Led by Dr. Ajmal Sobhan, 11 volunteers for Project Bangladesh visited the Asian country in February. For two intense weeks — 8 a.m. to 8 p.m. each day — they performed surgeries that ranged from gynecological to thyroid operations.
Sobhan said that expatriates from that country who settled in America “formed an organization among ourselves to help an impoverished people. Since we’re all in health care, we wanted to make a difference for the Bangladesh people.
“Initially, this was discussed in 1989, and it took a while to get organized. … Now almost 19 years later, we completed our sixth surgical mission.”
This time 115 operations were done. “It was phenomenal,” he added. “Far more successful than last time, when we did 67.”
Retired from general and vascular practice in both cities since November 2006, Sobhan didn’t conduct any of the surgeries. In addition to raising money and collecting supplies beforehand, his work focused on the logistics of transportation, lodging and security. To determine who could receive surgery, “I screened patients and got them organized.”
Sobhan pointed out the contributions of doctors Naved Jafri and Elizabeth O’Neil. The former “performed many operations to correct stress incontinence (inability to hold urine) and fistulas (abnormal connections between reproductive organs and the urinary system), due to medical misadventure or delayed or complicated deliveries.”
These conditions are not only unhygienic and embarrassing for the affected women, but a source of being shunned by their families. Jafri’s work was “a life-changing experience for the patients concerned. O’Neil also performed some difficult cases, including a thyroid surgery, which took almost five hours.”
“The whole program is based on the premise that we will do as many cases as humanly possible,” said Sobhan, “but we will also teach the local surgeons, nurses and students to do the case for themselves as we leave them behind.”
Overall, “I’m very, very happy with the results,” he said. “They [the team] worked very well together, and had a very good time. I hope to do this once a year. The need is so, so acute.
Of those included in the recent mission were Joseph Yungbluth, a certified registered nurse anesthetist, and Emma Tribble, a certified surgical technician, both at Mary Immaculate Hospital. Others on the team were Yungbluth’s wife, Susan, Kathleen App and Annette Kock, all registered nurses; Sharon Golden, a certified registered surgical technician; and Sean Holder, a certified surgical technician.
“I first got involved in 2001,” said Yungbluth. “I gave anesthesia at Hampton General Hospital, and Dr. Sobhan was general surgeon, who had already gone on two other missions. He was the only surgeon at the time. He would take an anesthetist and a couple of general surgeons the next time. I said it was very interesting and I’d like to go.”
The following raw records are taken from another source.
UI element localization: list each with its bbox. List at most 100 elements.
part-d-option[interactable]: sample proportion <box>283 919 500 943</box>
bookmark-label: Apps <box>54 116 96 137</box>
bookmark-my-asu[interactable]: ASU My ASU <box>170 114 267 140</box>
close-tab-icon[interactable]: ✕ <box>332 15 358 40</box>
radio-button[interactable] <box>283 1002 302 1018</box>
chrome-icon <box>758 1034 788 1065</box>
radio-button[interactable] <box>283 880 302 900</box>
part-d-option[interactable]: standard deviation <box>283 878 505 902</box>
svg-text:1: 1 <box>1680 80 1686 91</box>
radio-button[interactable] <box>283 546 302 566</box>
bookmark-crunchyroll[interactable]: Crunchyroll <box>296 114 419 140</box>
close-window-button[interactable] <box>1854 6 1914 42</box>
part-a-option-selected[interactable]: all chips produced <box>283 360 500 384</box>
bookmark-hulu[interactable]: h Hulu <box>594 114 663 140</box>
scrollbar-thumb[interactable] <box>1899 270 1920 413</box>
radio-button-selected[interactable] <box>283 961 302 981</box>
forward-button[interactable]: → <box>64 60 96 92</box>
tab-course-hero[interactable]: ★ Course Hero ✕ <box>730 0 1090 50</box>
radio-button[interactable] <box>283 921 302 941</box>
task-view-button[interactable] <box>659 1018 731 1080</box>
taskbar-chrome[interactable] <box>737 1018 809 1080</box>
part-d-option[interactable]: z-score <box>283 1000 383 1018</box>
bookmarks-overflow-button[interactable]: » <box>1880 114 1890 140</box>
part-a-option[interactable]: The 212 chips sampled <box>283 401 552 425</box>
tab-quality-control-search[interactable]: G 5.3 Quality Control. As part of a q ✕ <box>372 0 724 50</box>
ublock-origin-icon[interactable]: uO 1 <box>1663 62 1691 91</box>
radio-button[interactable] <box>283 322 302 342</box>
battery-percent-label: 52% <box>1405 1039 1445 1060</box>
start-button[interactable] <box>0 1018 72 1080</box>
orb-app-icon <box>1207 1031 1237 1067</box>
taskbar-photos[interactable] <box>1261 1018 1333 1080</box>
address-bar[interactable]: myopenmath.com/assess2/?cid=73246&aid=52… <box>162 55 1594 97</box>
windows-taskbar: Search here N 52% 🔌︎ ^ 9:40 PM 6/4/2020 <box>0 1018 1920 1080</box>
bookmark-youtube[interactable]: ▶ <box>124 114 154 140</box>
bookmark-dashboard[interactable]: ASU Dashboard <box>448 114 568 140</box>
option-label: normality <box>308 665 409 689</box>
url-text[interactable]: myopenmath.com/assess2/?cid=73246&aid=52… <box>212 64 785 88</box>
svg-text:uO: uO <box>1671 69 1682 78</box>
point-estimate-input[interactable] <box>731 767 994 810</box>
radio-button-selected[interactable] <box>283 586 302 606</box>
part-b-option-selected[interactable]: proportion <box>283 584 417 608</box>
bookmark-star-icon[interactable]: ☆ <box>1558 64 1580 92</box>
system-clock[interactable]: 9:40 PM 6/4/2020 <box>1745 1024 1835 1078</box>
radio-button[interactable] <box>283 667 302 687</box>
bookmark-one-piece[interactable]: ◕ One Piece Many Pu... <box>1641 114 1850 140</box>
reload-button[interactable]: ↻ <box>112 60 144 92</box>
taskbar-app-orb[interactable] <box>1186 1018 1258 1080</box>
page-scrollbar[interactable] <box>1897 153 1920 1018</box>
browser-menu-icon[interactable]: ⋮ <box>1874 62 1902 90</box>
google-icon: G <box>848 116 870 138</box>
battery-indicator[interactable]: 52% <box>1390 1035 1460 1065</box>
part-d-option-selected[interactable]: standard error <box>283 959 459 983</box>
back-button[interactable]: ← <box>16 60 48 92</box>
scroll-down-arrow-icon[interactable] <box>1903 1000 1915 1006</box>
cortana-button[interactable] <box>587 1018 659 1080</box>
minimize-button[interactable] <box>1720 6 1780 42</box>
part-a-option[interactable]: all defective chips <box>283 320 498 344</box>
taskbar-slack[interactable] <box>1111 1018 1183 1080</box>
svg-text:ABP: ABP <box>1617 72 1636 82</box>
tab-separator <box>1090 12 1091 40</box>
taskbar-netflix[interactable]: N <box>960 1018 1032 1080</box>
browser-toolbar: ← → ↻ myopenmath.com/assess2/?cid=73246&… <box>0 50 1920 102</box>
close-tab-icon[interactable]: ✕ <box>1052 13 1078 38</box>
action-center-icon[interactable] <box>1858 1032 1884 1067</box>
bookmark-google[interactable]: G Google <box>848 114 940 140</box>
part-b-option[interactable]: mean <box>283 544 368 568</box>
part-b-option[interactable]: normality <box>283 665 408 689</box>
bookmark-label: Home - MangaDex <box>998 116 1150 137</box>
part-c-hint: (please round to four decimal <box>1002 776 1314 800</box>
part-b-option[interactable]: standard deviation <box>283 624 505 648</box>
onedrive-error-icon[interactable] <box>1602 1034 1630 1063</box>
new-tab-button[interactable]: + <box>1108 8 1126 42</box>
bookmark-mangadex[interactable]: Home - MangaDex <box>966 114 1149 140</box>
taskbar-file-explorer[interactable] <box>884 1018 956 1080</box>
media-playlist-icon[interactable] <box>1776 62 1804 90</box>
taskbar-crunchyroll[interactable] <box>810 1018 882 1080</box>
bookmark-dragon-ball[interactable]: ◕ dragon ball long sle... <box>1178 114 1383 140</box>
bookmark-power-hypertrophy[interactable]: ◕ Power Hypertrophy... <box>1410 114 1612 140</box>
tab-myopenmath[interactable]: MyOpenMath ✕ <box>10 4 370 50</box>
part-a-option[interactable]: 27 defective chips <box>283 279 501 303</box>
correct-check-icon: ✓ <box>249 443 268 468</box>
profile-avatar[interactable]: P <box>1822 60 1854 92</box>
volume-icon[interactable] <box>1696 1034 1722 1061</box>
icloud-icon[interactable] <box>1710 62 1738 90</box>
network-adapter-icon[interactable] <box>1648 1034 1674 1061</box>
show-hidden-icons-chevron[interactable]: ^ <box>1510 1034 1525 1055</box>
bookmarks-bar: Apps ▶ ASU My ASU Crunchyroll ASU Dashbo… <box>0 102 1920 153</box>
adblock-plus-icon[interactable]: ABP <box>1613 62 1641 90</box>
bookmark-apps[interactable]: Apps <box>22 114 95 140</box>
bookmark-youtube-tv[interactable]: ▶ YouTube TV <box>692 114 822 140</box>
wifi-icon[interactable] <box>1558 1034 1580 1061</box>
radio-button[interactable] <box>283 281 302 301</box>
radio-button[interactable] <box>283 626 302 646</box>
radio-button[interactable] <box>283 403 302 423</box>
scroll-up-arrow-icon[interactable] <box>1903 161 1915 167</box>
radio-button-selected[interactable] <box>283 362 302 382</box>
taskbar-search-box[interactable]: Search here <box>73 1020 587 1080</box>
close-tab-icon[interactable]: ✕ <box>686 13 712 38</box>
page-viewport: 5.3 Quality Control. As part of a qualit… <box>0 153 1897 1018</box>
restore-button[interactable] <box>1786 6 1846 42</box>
This recent trip was his fourth mission.
Tribble said she had been hearing about the project for many years. A co-worker told her about Soban’s need for techs on the recent mission.
“If you go, I go, and that started the ball rolling,” said Tribble, who used vacation time to make her first trip this past winter.
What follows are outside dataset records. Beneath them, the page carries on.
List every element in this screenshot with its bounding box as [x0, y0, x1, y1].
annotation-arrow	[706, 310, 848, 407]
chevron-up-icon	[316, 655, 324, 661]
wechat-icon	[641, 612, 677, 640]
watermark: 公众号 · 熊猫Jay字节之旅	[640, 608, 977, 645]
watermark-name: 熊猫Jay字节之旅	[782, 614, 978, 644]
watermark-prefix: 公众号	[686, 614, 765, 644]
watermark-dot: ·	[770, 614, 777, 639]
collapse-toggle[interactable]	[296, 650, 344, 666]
“I helped with actual surgeries, such as closing skin or passing instruments. It was enjoyable, honestly, especially with the team. We were just good for each other. Everyone worked well. I can’t stress that enough.”
“I went because I felt it was time to give back to society … Giving is an important part of living,” said Yungbluth.
The next trip will be in 2010 or 2011, and Yungbluth and Tribble hope to go again if asked.
“Dr. Sobhan is getting more and more people wanting to go,” said Yungbluth. “I have enjoyed it so much. It’s very worth it. I’ll go help him anyway I can.”